Courtesy of The Smithsonian
February 17, 2010
Ah, the homeowners association, which dictates everything from the shape of your shrubs to the color of your house. Such meticulously planned communities are generally thought to be a modern phenomenon, but a recent archaeological excavation near England’s Hamme-on-Rye unearthed a 14th-century document that suggests otherwise:
|A covenant set to hand this Twelfth Day of June in the year of our Lord 1365 between the Manor by the Meadow Association of Freeholders and the owner in fee
symple. Whereas the owner hath entered into this covenant in order to enjoye the especial liffestyle offered by the Manor and to avoid all unnecessary discord, the owner doth hereby acknowledge and acquiesce to certaine rules to ensure the faithful and serene enjoyment of the properties hereby governed, to
Colour Of Abode
In the interests of achieving a pleasing harmony and a clene appearance for the community, the colour of the exterior of each abode shall not be changed without
leve. If leve be granted, the abode may then be peynted only with one of the following
colours: riverbed clay grey, cow dung brown or farm field burnt umber.
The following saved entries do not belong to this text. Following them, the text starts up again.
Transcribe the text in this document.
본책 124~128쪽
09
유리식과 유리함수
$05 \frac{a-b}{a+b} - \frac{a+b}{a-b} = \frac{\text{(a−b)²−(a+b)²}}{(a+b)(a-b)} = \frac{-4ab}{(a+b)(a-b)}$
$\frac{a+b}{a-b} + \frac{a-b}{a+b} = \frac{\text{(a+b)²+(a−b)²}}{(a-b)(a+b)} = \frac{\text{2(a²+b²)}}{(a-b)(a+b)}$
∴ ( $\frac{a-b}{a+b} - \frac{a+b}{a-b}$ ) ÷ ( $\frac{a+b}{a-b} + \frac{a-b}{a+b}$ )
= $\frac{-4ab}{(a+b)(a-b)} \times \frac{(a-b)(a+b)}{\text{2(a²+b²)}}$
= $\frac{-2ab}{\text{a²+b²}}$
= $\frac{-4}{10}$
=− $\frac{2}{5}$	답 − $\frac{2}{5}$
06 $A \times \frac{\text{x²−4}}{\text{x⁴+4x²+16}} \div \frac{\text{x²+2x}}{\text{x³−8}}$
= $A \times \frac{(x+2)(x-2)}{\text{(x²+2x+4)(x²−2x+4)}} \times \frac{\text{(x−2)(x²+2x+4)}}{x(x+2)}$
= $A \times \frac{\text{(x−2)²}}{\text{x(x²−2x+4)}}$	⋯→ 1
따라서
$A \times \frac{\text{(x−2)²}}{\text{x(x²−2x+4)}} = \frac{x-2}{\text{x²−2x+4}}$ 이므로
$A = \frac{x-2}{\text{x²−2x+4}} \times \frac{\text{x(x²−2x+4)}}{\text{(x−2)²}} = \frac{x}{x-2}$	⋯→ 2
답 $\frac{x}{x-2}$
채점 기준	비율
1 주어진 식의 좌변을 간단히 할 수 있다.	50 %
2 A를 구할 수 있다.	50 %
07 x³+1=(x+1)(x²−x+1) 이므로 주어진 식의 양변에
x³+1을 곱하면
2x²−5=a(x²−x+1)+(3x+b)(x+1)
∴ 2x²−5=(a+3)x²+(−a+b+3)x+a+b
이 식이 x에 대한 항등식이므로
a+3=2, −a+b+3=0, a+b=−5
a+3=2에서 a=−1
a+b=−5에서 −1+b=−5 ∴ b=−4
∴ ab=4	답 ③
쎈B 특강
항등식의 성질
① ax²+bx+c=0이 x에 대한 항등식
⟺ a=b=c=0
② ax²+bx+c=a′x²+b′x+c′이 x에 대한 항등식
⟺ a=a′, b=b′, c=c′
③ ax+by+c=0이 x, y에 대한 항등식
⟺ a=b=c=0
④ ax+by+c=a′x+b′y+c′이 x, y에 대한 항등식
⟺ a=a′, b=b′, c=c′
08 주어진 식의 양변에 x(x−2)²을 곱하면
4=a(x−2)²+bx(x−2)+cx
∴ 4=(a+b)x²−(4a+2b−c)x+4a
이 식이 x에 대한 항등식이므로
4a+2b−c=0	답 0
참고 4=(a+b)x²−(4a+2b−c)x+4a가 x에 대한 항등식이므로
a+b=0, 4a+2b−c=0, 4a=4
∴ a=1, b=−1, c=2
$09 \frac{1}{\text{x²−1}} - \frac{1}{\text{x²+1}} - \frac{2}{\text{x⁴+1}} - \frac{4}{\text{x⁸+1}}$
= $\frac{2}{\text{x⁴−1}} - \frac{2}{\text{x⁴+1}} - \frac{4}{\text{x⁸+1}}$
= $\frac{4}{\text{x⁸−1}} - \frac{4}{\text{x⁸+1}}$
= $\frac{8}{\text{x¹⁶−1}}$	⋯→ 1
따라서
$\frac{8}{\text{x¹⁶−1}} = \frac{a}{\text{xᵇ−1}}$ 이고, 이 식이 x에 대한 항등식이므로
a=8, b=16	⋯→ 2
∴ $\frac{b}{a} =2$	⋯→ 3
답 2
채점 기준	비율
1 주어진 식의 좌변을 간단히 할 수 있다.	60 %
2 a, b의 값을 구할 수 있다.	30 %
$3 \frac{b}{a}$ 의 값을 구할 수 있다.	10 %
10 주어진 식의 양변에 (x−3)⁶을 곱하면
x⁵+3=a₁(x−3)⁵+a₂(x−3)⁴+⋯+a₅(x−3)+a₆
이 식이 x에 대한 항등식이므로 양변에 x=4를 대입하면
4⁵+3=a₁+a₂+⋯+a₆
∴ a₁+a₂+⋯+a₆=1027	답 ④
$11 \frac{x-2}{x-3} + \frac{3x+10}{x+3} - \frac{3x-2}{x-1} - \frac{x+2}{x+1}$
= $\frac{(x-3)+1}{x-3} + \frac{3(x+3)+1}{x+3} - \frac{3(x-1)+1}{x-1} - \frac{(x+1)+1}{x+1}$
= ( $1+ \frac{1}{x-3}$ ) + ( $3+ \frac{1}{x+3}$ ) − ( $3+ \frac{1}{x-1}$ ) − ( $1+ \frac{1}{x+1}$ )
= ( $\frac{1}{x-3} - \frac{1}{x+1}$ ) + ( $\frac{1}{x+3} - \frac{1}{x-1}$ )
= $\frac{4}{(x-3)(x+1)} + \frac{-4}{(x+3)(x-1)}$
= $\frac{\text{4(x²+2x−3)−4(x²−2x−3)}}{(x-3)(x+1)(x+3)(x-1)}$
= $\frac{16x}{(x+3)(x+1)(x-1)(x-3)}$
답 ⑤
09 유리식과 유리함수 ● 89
A balliff charged with keeping the peace is authorized to settle disputes both publick and
domestick. Manor hath further entered into contract with the Guild of Sorcerers to provide 24-hour, state-of-the-arte security to ward off the predations of trolls, hobgoblins and Frenchmen.
The homeowners association is thought to be a modern phenomenon, but a recent archaeological excavation near England suggests otherwise.
Each abode shalt be provided with an exterior barrel. Said barrel must be kept full of water to assist in the dousing of fires whether started by the hand of man or mouth of dragon. Barrel water must not be used for drinking, bathing infants or drouning witches.
Manor hath provided torches throughout the community for the convenience of all. However, all torches must be extinguished by curfew and not reignited until the following dusk so as not to obscure viewing of God’s celestial firmament.
Manor doth operate a clinic at the barbershoppe to provide physic and the healing artes to all residents. Bledeing, leeches and the treatment of excess humours are available upon request. Herbes and medicines will be administered to those possessed of the supplementary potion plan. (Please note that neither exorcism nor treatment for curses is available on site.)
No owner is permitted to conduct a pryvat enterprise on the premises, whether as taverne keeper, trader in holy relics or seller of used oxcarts. Exceptions may be made for brewers and alchemists willing to share 30 percent of their production with the Association.
The owner shalt be permitted a garden wherein the following vegetables may be planted: oynouns, gourdes, garlec, lekes, letys and caboches. In addition, owners may cultivate herbes such as belladonna, nightshade and henbane for personal use—though the sale of such herbes is prohibited, owing to their properties for causing fevered hallucinations of the brain.
Manor shalt provide weekly entertainment at the Commons on behalf of all residents. Forthcoming events include a joust tournament, the Hamme-on-Rye performance of “Punch & Judy Fight in the Crusades,” the observational humour of the stand-up Jester, Otto the Corpulent, and an elucidating lecture by Sir Charles Wentworth, founder and co-chair of the Flat Earth Society.
Refuse shalt be removed on every Tuesday and Thursday. Homeowners should throw any mullok and other unwanted materials out of their windows to the footpath below. Barrels are available near the Commons for the recycling of parchment and chainmail.